Fui uma criança que “dava doce”. Todo Cosme e Damião ajudava minha mãe na compra dos doces, na arrumação dos saquinhos.
Bem, não chegava a entregar os doces. Isso era minha mãe que fazia.
Era tradição:
“O ferro-velho dá doce.”

Sempre levava saquinhos para minhas amigas de escola. Patricia nunca comia, dava para professora ou distribuía os doces entre o grupo. Dizia que não queria, que estava com azia. Não entendia na época que o motivo dela era outro: Patricia era crente.


Nada que abalasse a festa da criançada. A alegria, a caça pelos saquinhos.

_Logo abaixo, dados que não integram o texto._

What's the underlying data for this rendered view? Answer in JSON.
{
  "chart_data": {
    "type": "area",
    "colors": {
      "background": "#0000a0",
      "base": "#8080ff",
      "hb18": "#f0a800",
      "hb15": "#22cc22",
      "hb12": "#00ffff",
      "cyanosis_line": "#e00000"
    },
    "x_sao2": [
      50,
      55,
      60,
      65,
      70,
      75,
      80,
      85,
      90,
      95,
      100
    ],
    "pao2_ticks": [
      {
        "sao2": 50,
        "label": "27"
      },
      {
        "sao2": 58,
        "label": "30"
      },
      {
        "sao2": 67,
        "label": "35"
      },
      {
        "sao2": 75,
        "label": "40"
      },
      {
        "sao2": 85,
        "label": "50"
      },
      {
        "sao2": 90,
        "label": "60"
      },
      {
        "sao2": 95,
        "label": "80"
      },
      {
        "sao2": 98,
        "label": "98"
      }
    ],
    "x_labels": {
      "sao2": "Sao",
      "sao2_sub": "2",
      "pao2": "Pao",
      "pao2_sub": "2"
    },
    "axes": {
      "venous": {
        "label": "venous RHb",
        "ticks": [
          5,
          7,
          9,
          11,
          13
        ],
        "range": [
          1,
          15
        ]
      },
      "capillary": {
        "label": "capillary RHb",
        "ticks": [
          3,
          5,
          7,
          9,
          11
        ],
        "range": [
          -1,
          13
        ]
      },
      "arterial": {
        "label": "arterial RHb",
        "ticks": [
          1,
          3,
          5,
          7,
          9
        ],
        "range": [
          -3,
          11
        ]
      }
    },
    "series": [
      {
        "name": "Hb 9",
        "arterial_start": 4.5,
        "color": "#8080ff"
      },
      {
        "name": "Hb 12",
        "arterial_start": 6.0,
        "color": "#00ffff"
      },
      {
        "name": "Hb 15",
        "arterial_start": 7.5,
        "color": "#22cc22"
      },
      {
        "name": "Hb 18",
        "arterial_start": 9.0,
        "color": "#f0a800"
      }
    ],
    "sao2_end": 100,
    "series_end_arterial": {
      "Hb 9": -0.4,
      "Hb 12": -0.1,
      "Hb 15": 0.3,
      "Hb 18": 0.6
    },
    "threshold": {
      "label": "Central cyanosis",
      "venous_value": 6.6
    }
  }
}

Meu primeiro contato com a religião dos meus pais, a umbanda, foi numa festa de erê. Era bem novinha. Não tinha ideia do que realmente era aquilo. Pra mim era uma festa, não estranhei os adultos se comportando como crianças.
Mariazinha me viu, me puxou pra roda e fizemos um “corripique” que é segurar nas mãos do parceiro e rodar.

Pouco a pouco, um terror coletivo começou a assombrar as crianças.

“Doces de Cosme de Damião são do diabo.”
“Conheci uma criança que comeu esses docinhos e morreu.”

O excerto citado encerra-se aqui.